I'm starting to open up my brain to that — I've always been super against it. I discussed it with [my goalkeeping coach] — he played quite a high level in Spain — and he said, “yeah, I did that a lot.” And who [else] did he say did that? Buffon. But it's been a big no no for me. But, if it helps you save this situation, maybe you should [do it]. However, again, if I go early to my right and she puts it in at the first post, it doesn't look good, does it?
I'm not sure — it's a grey area for me. The best players in the world spot when you go early [and]…if forwards do the same studies of goalkeepers [that we do on them], I think that could be [our] downfall. They can just wait till the goalkeeper goes and then put it the other way. But if Buffon used it all the time? I mean, you can't argue that he wasn't successful. So, maybe I have to rest my case. Yeah, I'm debating with myself.
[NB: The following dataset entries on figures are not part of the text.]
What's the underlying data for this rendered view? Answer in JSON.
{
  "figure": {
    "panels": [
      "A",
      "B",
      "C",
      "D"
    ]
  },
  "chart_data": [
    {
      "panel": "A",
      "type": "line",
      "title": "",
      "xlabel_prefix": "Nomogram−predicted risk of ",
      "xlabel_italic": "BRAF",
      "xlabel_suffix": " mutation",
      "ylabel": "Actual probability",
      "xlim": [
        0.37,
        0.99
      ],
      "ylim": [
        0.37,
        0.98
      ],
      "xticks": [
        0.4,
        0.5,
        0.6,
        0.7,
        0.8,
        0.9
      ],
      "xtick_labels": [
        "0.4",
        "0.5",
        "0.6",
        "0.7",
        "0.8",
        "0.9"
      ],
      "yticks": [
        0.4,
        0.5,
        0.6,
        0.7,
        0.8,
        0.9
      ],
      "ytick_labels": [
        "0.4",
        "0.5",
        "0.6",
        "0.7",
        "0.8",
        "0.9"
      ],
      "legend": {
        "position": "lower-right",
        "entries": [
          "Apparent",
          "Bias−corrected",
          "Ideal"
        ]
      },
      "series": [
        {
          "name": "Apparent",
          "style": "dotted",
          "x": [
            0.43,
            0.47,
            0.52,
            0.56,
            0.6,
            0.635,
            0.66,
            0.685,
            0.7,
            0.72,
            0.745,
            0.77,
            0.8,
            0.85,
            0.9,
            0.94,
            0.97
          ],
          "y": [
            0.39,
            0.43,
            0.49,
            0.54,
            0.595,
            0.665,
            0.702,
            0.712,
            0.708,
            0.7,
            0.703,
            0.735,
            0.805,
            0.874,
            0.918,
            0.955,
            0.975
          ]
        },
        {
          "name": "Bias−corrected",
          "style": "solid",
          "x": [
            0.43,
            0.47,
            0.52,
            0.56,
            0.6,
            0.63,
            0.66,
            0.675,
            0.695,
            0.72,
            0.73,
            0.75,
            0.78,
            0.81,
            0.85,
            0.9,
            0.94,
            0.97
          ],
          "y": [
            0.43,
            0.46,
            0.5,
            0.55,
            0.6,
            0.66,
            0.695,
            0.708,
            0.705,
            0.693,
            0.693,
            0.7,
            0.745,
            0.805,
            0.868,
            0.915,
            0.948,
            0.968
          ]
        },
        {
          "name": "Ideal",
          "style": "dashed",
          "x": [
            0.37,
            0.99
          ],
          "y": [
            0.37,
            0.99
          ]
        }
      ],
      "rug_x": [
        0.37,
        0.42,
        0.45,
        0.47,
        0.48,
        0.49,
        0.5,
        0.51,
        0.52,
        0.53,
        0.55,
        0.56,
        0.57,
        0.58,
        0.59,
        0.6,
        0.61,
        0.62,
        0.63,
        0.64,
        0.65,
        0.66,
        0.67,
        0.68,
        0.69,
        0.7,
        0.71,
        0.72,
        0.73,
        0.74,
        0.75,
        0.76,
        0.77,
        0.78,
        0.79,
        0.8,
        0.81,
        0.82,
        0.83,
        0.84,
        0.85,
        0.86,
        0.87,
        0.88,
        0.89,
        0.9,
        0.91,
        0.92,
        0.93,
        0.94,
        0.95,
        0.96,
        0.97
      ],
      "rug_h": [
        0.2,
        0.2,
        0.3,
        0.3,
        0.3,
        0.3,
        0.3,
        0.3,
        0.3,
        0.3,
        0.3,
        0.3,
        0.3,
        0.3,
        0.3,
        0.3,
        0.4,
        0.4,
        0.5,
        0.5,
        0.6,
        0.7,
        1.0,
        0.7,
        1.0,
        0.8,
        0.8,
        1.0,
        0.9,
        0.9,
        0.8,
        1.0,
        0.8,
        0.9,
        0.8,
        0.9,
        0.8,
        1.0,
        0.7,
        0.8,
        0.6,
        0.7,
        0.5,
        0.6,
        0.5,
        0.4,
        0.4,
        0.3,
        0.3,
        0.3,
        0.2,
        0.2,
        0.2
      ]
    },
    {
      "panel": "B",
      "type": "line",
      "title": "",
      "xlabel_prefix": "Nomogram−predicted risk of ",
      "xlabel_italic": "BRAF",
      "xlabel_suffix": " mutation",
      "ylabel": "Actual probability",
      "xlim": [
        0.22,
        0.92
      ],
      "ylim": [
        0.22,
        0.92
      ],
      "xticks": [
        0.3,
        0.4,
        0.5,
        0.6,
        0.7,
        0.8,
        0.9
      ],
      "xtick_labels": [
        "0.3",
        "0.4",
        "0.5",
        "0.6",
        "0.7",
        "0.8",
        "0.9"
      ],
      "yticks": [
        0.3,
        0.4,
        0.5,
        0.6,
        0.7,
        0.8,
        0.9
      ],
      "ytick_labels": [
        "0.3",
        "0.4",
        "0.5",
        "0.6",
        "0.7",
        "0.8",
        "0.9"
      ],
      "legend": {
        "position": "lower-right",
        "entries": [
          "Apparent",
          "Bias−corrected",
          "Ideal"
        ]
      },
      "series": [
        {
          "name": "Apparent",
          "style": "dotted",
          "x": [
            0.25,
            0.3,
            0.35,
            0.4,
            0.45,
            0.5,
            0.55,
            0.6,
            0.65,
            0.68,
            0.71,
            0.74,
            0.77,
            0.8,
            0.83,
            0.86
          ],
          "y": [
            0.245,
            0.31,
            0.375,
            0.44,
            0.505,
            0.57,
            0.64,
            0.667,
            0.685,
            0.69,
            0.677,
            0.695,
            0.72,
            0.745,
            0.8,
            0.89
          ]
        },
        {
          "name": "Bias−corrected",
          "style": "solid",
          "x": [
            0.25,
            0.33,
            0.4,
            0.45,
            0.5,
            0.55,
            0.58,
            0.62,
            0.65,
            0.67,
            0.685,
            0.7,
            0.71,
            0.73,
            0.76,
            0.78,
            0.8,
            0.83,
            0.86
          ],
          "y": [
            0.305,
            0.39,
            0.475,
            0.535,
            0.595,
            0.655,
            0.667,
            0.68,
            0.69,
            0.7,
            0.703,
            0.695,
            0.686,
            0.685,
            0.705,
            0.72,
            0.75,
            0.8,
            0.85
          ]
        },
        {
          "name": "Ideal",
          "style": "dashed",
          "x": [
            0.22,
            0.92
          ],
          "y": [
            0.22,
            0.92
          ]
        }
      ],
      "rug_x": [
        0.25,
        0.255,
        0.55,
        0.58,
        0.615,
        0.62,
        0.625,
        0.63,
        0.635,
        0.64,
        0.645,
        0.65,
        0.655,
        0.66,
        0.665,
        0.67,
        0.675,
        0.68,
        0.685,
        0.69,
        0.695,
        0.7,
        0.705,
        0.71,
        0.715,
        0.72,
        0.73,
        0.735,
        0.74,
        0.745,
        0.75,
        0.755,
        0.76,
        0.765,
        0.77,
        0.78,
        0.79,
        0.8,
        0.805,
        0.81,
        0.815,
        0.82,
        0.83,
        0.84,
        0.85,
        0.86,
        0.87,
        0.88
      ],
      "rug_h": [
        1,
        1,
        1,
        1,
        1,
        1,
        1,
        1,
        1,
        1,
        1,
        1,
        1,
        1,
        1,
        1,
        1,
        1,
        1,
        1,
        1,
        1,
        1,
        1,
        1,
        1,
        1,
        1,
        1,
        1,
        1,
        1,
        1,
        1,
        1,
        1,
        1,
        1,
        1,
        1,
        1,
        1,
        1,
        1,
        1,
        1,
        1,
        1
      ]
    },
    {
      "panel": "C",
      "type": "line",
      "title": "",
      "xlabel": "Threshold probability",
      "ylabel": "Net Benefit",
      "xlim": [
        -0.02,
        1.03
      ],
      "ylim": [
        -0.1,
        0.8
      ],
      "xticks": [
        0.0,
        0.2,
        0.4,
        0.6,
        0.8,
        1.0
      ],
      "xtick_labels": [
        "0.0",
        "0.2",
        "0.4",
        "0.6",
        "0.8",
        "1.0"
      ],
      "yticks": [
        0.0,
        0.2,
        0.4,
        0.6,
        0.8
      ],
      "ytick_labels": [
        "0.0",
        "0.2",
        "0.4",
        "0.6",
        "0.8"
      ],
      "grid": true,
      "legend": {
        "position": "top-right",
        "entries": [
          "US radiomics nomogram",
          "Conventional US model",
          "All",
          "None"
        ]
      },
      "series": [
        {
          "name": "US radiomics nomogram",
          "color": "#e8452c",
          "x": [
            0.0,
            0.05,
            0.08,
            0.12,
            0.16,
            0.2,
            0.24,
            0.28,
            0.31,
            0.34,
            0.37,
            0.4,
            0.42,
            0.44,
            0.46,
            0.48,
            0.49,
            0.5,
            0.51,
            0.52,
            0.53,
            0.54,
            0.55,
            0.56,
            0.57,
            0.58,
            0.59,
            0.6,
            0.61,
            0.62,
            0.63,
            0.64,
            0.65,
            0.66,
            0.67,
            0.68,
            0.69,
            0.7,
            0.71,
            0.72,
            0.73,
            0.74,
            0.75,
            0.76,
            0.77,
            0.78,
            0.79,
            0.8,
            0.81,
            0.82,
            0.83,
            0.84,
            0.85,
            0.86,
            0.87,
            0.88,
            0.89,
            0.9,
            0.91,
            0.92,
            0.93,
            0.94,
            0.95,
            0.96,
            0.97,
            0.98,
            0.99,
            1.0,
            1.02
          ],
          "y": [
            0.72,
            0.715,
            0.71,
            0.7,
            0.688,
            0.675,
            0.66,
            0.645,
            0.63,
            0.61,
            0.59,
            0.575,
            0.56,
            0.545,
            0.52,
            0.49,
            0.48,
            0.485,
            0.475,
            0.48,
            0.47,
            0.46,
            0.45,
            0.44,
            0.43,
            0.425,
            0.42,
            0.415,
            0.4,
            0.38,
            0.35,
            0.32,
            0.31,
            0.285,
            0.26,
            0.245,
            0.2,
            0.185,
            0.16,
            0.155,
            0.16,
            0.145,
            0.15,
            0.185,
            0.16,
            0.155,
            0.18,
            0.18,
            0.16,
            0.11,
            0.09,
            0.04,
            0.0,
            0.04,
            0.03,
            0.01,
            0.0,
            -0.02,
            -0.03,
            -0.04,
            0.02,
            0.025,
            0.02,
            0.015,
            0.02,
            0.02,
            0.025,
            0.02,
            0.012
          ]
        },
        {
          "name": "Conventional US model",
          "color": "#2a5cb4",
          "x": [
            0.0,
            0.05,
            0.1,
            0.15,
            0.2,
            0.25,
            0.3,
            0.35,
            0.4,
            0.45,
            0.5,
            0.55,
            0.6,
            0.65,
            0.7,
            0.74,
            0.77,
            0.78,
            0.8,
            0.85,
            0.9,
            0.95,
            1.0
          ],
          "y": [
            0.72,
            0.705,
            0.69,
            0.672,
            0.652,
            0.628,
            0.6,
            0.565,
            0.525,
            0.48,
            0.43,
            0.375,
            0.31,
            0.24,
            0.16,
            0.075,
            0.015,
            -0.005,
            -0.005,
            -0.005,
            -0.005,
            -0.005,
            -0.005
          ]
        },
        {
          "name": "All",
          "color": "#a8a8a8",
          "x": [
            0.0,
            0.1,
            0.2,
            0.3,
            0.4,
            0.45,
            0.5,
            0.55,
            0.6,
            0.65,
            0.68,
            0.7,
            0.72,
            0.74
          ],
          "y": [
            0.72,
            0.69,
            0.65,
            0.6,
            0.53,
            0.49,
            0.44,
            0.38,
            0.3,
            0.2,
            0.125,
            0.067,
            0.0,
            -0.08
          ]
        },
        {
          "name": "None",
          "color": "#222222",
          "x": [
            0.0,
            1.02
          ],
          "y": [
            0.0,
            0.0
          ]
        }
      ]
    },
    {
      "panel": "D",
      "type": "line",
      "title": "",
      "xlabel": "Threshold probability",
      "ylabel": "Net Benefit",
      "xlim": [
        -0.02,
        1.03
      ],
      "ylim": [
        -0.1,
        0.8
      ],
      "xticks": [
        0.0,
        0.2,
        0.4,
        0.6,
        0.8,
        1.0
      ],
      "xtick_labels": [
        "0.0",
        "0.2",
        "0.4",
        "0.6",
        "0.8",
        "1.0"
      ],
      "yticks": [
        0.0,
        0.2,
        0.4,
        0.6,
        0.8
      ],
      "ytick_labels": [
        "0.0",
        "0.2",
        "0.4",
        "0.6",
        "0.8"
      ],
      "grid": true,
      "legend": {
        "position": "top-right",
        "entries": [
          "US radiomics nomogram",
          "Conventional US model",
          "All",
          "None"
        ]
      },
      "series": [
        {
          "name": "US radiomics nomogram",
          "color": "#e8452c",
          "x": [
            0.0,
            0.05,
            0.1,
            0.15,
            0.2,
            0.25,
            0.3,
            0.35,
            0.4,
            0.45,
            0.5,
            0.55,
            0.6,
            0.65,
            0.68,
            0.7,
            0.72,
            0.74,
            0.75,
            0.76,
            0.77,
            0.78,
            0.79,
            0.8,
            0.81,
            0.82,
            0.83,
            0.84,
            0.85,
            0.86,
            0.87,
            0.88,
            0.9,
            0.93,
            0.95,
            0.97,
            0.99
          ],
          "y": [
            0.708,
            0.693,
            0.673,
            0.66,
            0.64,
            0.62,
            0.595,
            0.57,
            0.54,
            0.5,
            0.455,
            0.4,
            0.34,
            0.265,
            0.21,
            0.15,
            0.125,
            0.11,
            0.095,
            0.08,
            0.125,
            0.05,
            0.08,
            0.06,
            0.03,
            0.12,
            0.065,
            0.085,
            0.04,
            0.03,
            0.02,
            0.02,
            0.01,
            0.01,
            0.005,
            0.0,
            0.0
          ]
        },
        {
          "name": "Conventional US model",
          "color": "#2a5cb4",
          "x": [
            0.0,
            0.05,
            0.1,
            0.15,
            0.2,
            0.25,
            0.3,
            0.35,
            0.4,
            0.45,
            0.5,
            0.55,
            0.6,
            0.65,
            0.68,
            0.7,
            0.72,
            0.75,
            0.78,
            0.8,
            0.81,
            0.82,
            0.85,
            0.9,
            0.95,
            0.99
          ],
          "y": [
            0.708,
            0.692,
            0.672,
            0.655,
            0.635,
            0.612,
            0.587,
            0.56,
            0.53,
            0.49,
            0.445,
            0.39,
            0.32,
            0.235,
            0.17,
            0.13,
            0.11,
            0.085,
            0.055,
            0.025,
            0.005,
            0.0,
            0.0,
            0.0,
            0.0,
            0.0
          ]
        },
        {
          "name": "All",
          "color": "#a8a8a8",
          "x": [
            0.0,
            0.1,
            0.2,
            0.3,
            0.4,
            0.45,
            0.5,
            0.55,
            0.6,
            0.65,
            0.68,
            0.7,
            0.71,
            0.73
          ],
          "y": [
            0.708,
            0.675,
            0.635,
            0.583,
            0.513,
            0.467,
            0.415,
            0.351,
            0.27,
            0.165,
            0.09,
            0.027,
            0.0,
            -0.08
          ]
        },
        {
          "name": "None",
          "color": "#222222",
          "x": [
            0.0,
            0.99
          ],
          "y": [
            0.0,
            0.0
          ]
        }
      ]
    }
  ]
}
Om: (I know he's your hero) Iker Casillas also did this a decent bit in terms of guessing one way or the other.
Maybe I still have a level that I haven't tapped into yet because I have always waited to react. Maybe I can be even more successful.
Om: That's a scary thing to say, for someone at your age, with everything that you've accomplished — that there's another level to reach. I don't know if forwards reading this would be happy to hear that.
I can honestly say that I've never done that [reacting/guessing early]. And maybe there is another level actually. So, yeah, forwards beware at the Euros. If I get to play, I might do a different pattern.
Abdullah: And the World Cup next year.